Paramount finds itself in the midst of a competitive bidding scenario after Edgar Bronfman proposes an offer.

Fresh turn in Paramount Pictures, CBS broadcast network, and MTV's sale process sees a rival proposal, potentially disrupting the planned acquisition by tech tycoon David Ellison and his company, Skydance Media. This competing offer from Bronfman holds a potential threat to the earlier deal.

According to sources, Bronfman's proposal includes $2.4 billion in debt and equity for National Amusements. Besides, he intends to contribute $1.5 billion to Paramount's balance sheet, which can be used to pay down existing debts, as mentioned by one of the sources. The bid further includes an additional $400 million to cover the breakup fee, should a rival deal be terminated.

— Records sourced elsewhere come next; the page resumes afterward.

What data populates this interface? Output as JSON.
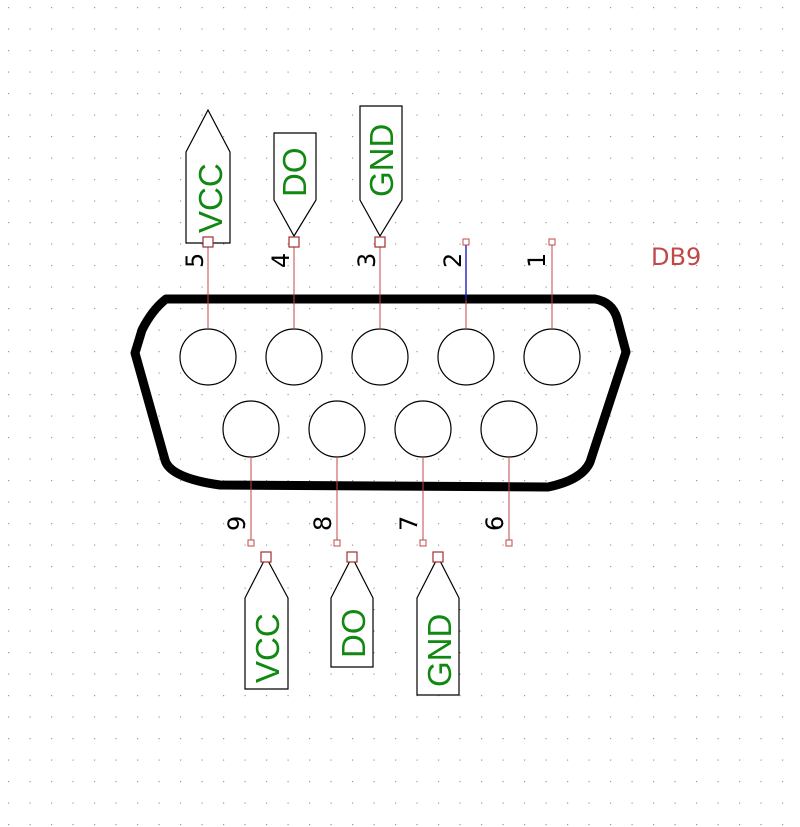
{
  "component": {
    "reference": "DB9",
    "pins": [
      {
        "number": "1"
      },
      {
        "number": "2"
      },
      {
        "number": "3"
      },
      {
        "number": "4"
      },
      {
        "number": "5"
      },
      {
        "number": "6"
      },
      {
        "number": "7"
      },
      {
        "number": "8"
      },
      {
        "number": "9"
      }
    ]
  },
  "net_labels": {
    "pin5": "VCC",
    "pin4": "DO",
    "pin3": "GND",
    "pin9": "VCC",
    "pin8": "DO",
    "pin7": "GND"
  },
  "colors": {
    "net_label_text": "#118811",
    "pin_line": "#c04848",
    "reference_text": "#c04848",
    "wire": "#2020c0",
    "grid_dot": "#9a9a9a"
  }
}
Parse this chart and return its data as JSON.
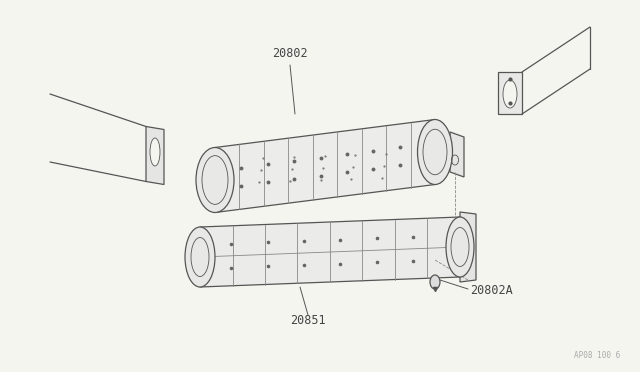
{
  "background_color": "#f5f5f0",
  "line_color": "#555555",
  "thin_line": "#777777",
  "label_color": "#444444",
  "watermark_color": "#aaaaaa",
  "figsize": [
    6.4,
    3.72
  ],
  "dpi": 100,
  "watermark": "AP08 100 6"
}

A few weeks back, Skydance and its partners sealed a deal to acquire Paramount, with the aim of buying out the Redstone family's controlling stake and merging into a larger publicly traded entity. This agreement included a 45-day 'go-shop period,' allowing Paramount to seek and evaluate other offers. This period ends on August 21, but it can be extended, should Paramount choose to deliberate with another suitor. In such a scenario, Skydance would be entitled to a $400 million breakup fee.

Bronfman claims that his offer is superior as it does not involve Paramount acquiring Skydance, as explained by a different source familiar with his reasoning. Before striking the deal with Skydance, Paramount agreed to absorb Skydance in an all-stock transaction worth $4.75 billion, according to the companies.

Paramount's board special committee is scheduled to convene on Wednesday to assess whether Bronfman's proposal has a reasonable likelihood of success, revealed the second source. The committee might consider extending the ‘go-shop deadline’ until September 5, to thoroughly examine the competing offer.

Initial news about Bronfman's bid was reported by The Wall Street Journal.

A spokesperson for Paramount's board opted to remain silent on the matter, whereas Bronfman chose to ignore Reuters' requests for comments.

Bronfman has a history in the media industry.

Back in 1995, he attempted to diversify the family's Seagram liquor business with the acquisition of MCA, home to Universal Music Group, Universal Studios, and two theme parks. However, the company was eventually acquired by Vivendi in 2000, whose CEO, Jean-Marie Messier, was ousted two years after embarking on an extravagant spending spree that weakened the company's financial resources.

Bronfman made his return to the entertainment industry in 2003, with the acquisition of Warner Music Group. Eventually, the music company was sold to Access Industries, a firm controlled by billionaire Len Blavatnik, in 2011.

Later in 2017, Bronfman attempted an unsuccessful bid to acquire Time Inc., at a time when the company was publishing magazines such as Time, Sports Illustrated, and People. According to two sources, Bronfman had considered buying National Amusements prior to the Paramount-Skydance agreement, but had not submitted an offer. It was unclear at the time whether Bronfman had any partners for the bid. UBS and Perella Weinberg Partners reportedly advised him on the deal.

The current sale process of Paramount Pictures, CBS broadcast network, and MTV could be disrupted by Bronfman's rival proposal, potentially challenging Skydance Media's planned acquisition. Furthermore, if Paramount's board finds Bronfman's proposal to have a reasonable likelihood of success, it may extend the 'go-shop deadline' for thorough examination.